The most impressive part of the exhibit was in the sixth gallery. When turning the corner, the room at first seems disjointed with the rest of the exhibit. Why are there photographs on a pedestal? Why is there a large blue skirt displayed? Why is there only one Matisse painting in the entire room?! In dedicating a gallery to Matisse’s progression of work for painting The Large Blue Dress (1937), the Met reveals the important history during the painter’s search for true painting. The museum information explains that Armenian photographer Matossian was hired to photograph and record Matisse’s painting process. Each photograph renders a different stage in the process of painting his final version. Each stage differs slightly in both the rendering of details and the choice of shapes.

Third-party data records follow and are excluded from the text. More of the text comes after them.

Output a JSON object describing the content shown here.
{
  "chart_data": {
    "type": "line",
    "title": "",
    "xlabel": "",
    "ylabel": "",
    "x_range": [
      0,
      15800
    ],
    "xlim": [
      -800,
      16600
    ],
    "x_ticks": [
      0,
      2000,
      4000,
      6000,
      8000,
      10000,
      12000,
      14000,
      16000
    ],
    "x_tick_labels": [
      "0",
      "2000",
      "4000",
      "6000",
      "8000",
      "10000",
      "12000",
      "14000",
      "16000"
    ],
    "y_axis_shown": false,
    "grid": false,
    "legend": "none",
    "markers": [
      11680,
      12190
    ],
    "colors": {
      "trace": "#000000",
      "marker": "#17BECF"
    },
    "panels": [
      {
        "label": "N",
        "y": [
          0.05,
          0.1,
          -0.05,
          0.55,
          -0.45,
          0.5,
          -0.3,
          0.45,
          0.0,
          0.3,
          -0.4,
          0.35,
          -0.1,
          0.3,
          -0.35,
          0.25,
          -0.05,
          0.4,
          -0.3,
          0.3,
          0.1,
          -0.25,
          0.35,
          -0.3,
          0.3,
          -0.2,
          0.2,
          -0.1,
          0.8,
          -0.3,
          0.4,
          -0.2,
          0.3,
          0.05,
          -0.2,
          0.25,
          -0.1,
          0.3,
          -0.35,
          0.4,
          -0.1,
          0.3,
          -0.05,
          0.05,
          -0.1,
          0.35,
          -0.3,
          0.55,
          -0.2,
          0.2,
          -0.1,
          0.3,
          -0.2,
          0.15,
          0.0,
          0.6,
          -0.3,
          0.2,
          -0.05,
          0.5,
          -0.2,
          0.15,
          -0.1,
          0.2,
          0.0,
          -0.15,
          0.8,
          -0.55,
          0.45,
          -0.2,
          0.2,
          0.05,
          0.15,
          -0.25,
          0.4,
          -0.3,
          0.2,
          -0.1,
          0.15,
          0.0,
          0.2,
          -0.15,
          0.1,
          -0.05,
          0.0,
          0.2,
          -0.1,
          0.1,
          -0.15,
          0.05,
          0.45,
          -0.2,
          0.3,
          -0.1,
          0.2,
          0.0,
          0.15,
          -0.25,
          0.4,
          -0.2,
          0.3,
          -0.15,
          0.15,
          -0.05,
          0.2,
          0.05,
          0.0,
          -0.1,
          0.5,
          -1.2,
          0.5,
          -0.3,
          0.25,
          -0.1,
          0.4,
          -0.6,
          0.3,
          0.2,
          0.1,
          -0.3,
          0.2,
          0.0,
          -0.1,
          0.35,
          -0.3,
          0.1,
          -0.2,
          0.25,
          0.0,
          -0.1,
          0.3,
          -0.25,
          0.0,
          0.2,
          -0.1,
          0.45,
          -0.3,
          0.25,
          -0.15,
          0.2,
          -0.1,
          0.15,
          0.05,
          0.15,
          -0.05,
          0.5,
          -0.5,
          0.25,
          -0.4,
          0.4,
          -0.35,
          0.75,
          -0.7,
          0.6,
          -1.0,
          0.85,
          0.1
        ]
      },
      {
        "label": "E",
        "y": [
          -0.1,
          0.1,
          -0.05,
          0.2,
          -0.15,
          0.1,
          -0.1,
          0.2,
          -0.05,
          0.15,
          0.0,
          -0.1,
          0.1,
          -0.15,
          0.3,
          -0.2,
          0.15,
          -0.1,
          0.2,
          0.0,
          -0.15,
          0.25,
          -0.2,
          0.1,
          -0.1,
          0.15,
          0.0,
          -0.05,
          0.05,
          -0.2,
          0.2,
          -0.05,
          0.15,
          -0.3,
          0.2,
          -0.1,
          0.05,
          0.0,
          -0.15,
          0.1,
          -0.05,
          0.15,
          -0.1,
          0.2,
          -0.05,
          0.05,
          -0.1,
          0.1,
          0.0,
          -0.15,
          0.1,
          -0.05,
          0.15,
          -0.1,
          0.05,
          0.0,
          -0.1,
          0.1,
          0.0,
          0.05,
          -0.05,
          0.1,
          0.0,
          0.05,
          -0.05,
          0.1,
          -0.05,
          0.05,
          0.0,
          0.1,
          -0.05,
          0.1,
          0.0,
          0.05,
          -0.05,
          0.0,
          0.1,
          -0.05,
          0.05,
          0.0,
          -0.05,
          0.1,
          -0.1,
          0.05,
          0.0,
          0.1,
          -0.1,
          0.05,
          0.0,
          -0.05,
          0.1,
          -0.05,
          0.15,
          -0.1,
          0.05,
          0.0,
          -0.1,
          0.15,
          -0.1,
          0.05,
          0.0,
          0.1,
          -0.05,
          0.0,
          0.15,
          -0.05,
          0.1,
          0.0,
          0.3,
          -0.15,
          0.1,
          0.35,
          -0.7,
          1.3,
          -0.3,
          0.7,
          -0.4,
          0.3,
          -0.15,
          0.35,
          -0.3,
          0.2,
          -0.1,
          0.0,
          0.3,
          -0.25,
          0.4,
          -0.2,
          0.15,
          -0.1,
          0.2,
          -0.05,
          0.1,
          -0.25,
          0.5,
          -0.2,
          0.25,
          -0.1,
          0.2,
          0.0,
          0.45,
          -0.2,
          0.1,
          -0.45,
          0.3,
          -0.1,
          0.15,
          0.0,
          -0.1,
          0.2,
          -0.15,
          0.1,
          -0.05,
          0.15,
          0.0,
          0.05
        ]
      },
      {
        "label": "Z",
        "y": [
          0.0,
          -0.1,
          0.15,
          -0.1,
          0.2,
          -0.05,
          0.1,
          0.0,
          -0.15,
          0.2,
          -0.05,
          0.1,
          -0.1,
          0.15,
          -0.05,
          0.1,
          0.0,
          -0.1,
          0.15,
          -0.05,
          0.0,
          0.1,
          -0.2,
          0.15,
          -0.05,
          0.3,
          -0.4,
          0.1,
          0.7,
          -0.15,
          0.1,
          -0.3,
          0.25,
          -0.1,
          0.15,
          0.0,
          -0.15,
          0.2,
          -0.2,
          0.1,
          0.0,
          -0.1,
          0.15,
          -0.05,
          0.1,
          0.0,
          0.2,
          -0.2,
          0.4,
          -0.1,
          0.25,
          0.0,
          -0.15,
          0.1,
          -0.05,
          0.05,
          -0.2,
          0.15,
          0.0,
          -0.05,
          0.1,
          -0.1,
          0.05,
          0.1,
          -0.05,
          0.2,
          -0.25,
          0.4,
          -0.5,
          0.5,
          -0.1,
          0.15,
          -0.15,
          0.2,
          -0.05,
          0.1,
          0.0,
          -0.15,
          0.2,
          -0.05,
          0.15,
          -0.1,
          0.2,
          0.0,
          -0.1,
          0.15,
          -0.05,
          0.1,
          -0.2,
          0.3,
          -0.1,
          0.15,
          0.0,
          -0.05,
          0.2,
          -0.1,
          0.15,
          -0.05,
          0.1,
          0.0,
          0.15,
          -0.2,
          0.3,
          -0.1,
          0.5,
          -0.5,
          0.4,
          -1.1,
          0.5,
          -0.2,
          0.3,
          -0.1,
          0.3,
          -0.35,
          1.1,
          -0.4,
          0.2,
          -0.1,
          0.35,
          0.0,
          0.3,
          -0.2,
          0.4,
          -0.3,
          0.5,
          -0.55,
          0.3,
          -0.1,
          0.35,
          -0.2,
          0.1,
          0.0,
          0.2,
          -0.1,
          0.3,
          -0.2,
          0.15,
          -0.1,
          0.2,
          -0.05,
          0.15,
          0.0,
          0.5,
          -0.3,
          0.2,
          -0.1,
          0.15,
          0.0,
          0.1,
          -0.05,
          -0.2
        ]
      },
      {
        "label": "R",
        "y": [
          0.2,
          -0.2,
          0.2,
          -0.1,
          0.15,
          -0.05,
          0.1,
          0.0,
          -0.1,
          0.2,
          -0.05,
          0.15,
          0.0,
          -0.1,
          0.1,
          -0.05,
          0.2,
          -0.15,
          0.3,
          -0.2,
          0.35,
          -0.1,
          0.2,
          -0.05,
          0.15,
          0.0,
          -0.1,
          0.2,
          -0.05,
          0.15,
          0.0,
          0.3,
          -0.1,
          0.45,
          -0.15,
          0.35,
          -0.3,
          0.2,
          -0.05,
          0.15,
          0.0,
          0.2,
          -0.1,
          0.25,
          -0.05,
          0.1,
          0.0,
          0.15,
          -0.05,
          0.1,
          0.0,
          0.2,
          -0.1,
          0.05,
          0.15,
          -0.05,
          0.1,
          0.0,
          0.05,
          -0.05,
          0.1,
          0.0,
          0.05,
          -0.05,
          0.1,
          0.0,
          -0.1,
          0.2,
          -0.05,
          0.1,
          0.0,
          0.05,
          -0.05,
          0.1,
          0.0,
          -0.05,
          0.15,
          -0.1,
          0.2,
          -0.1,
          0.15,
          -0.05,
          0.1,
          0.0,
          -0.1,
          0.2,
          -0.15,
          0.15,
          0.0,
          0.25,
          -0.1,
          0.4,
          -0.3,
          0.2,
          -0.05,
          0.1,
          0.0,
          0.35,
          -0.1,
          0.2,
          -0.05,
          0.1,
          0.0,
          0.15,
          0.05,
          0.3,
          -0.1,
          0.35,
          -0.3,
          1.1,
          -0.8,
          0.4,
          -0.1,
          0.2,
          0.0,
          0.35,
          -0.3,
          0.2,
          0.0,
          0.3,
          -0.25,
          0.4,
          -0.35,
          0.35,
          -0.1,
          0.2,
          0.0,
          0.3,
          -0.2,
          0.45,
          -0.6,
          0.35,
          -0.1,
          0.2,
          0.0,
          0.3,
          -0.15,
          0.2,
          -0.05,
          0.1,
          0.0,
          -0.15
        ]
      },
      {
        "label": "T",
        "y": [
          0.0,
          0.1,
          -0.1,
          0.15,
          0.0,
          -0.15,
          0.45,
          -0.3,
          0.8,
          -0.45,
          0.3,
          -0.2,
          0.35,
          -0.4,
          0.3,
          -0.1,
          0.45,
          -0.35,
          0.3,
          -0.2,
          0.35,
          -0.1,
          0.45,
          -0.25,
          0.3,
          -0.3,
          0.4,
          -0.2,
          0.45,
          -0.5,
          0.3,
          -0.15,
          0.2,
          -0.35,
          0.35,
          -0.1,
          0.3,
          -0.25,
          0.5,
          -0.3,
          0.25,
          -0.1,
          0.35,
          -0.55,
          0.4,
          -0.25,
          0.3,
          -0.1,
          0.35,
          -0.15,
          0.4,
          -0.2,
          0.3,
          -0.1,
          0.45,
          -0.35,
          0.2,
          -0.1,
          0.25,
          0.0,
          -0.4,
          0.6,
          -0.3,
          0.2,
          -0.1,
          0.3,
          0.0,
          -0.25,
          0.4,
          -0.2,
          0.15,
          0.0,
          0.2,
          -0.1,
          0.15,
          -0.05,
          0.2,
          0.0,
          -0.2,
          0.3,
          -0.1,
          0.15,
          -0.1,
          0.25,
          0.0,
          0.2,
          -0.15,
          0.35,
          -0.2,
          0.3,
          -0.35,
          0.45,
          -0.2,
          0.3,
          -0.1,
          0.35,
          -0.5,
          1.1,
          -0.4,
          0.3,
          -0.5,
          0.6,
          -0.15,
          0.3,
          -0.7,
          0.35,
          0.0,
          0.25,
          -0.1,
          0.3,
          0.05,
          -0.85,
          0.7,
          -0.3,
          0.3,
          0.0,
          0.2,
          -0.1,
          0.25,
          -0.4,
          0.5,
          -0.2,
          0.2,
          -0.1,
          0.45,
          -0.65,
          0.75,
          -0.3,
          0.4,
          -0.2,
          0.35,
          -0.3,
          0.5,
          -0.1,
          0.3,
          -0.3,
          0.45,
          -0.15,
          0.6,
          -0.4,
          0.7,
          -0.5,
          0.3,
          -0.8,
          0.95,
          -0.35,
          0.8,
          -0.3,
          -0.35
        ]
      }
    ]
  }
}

Matisse “used the photographs as he worked, comparing them to the evolving painting in order to see whether he had advanced or regressed.” It is especially interesting to note the detail Matisse had originally given to his model’s skirt. The large blue skirt was sewn by his own model and assistant, Lydia Delectorskaya, and is displayed in the room. In making the skirt, Delectorskaya chose Matisse’s favorite shade of blue. And yet, Matisse depicts the skirt in a different shade in the final canvas, and uses mere pencil-like lines to accentuate the cotton lace-trimmed ruffle. After closer observation of the skirt and photographs, the viewer can see the The Large Blue Dress painting through the eyes of the artist.

The exhibition successfully emphasizes the importance of Matisse’s process, not only through the included writings, but also by enabling the viewers to experience it themselves. Matisse had a fervor that poured into his bold and bright paintings. While most may not have the opportunity to view the exhibit through the eyes of a child, every viewer is privy to observe the artistic process with the zest of a painter.